Anyway, I managed to copper-clad the dormer by using a synthesis of what I knew, the phone calls I made, and the duplication of the completed one over the other side of the building.
I had to sneak over and have a look on the pretense of seeing if Jeff needed a hand chipping inch-thick ice off the roof.
So yeah I was mostly hanging off the side of a 70-degree roof, which was coated in thick ice, with howling freezing wind ripping around me as I struggled to put this stuff called ice/water (it was like a tar paper stuff) and copper panels on the bloody dormer. I was roped on for my own personal safety.
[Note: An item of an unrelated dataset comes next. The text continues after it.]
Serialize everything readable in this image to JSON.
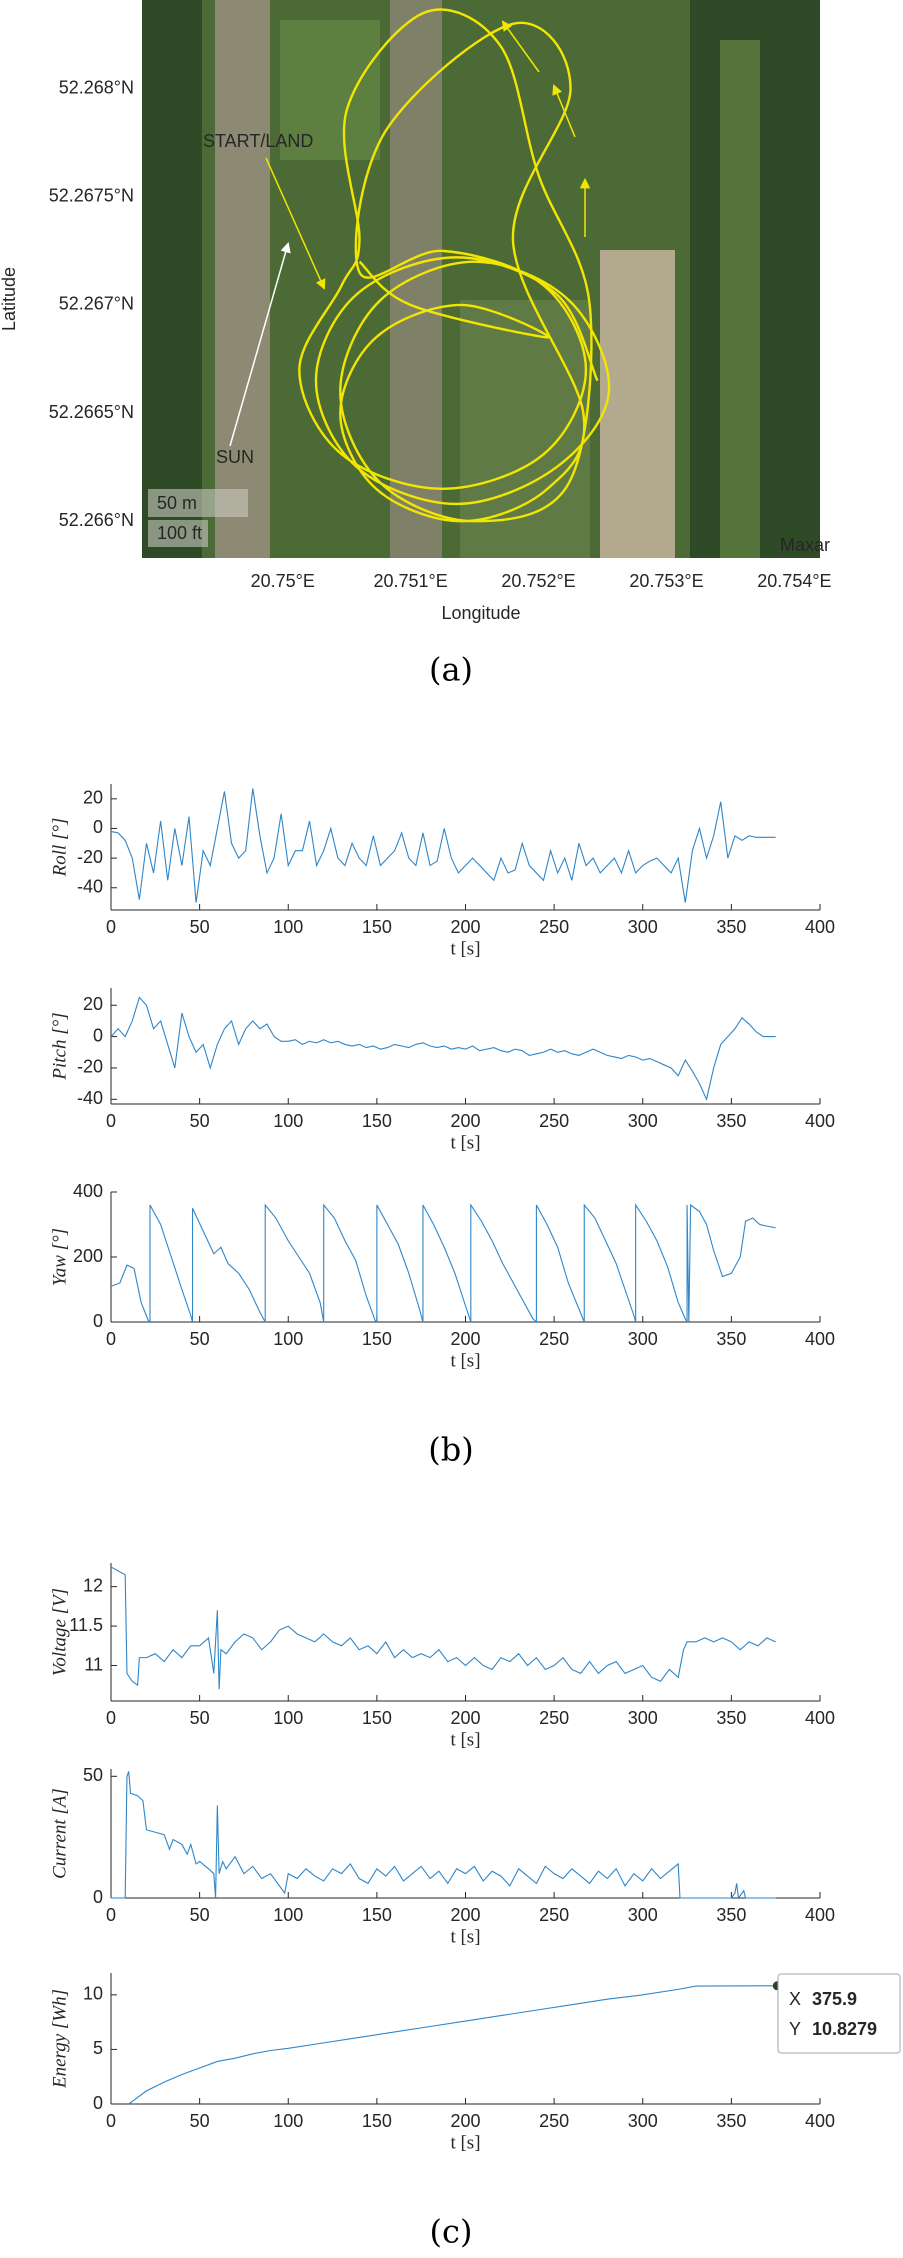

It was not suggested by anyone.
The company has a policy “Safety ropes are optional but if you slip then you were fired as you were going off the roof, at the precise moment you passed the gutter edge.
It was a terrifying mind and nerve-wracking day that taxed me to the end and prompted me to write this story as a tribute to how a Cowboy who arrives via an email can flourish in such harsh conditions. Carving out a little igloo of a home for himself among the rough and ready wild men of Ontario.
I sleep on a bench in a work shed all alone in Canada.
I work outside in the super-freezing weather all day long.
I eat lunch from a weird food truck and chili for dinner at a place called Tim Hortons.
I am the Cowboy Coppersmith and this is my story.